Benchmarks
The repository provides benchmark cases for dimensionality reduction workflows based on PME and its variants.
Each benchmark is a fully reproducible experiment, defined by a configuration file and associated data.
Available benchmarks
gliderairfoil
Benchmarks are organized under benchmarks/ by:
- method family (PME, PI-PME, PD-PME)
- selection strategy (standard, goal-oriented)
Running a benchmark
Benchmarks are executed using the standard workflow via a JSON configuration file.
Python
pme-run benchmarks/standard/pme/glider/case.json
MATLAB
run_pme("benchmarks/standard/pme/glider/case.json")

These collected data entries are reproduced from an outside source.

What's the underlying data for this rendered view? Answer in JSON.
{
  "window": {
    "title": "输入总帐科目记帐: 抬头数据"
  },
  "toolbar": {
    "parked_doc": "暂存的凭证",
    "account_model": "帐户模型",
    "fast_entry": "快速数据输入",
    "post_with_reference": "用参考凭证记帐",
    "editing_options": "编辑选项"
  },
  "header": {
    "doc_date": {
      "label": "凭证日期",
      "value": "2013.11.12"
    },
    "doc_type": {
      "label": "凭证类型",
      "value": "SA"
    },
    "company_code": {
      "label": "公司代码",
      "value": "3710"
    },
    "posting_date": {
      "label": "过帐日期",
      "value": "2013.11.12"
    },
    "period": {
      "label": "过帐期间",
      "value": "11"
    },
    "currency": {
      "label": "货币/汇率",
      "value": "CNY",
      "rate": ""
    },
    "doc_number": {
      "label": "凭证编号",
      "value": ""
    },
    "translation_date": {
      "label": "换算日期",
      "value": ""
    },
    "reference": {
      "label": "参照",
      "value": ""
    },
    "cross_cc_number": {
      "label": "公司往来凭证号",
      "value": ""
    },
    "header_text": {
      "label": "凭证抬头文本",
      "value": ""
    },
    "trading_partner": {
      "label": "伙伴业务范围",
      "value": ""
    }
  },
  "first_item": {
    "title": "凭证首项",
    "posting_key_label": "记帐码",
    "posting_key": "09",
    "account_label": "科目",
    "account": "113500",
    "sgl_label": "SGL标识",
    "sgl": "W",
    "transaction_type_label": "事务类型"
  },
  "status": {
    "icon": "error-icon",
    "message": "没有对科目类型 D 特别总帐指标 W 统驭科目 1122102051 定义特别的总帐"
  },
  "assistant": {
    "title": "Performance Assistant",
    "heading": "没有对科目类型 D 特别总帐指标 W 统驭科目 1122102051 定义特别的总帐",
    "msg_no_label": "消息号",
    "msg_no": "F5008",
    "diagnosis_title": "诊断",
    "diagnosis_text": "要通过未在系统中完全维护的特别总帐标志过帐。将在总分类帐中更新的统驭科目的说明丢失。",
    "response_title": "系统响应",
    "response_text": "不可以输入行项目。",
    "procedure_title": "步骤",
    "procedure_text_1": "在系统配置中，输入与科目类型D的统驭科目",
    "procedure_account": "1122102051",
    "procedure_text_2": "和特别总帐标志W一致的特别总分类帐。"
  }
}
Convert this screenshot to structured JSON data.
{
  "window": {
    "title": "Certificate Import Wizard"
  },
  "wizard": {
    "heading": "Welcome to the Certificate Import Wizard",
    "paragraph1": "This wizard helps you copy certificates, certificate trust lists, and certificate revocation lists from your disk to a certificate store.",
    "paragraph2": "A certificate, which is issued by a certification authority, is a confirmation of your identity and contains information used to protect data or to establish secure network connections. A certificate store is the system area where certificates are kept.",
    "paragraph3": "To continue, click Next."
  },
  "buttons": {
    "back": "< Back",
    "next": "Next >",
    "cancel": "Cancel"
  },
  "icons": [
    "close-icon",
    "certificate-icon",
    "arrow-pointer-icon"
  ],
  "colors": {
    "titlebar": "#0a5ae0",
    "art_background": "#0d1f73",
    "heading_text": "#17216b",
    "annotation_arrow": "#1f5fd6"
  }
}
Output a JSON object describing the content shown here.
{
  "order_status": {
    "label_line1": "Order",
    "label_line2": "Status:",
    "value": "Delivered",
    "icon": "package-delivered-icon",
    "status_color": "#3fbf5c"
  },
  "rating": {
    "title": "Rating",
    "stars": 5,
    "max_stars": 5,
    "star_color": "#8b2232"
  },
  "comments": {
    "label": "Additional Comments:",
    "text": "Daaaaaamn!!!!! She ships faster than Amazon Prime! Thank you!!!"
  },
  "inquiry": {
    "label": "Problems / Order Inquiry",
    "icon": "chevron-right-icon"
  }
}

Running a benchmark produces:
- reduced coordinates
- variance analysis
- reconstruction error metrics
- visualization outputs
- trained model
Benchmark structure
Each benchmark includes:
- a configuration file (
case.json) - references to dataset files
- method and preprocessing settings
- output definitions
The configuration file fully defines the experiment.
Data dependencies
Benchmarks rely on datasets that may be:
- included in lightweight form (
tests/data/) - referenced through metadata (
databases/) - distributed externally (e.g. Zenodo)
Users may need to download datasets and update paths accordingly.
Current maturity
- airfoil → benchmark definitions and dataset metadata available on Zenodo (DOI: 10.5281/zenodo.18958554)
- glider → benchmark definitions and dataset metadata available on Zenodo (DOI: 10.5281/zenodo.18936593)
Role of benchmarks
Benchmarks provide:
- validation of dimensionality reduction workflows
- comparison between PME, PI-PME, and PD-PME
- reproducible test cases for development and research
They form the basis for systematic evaluation and benchmarking of methods.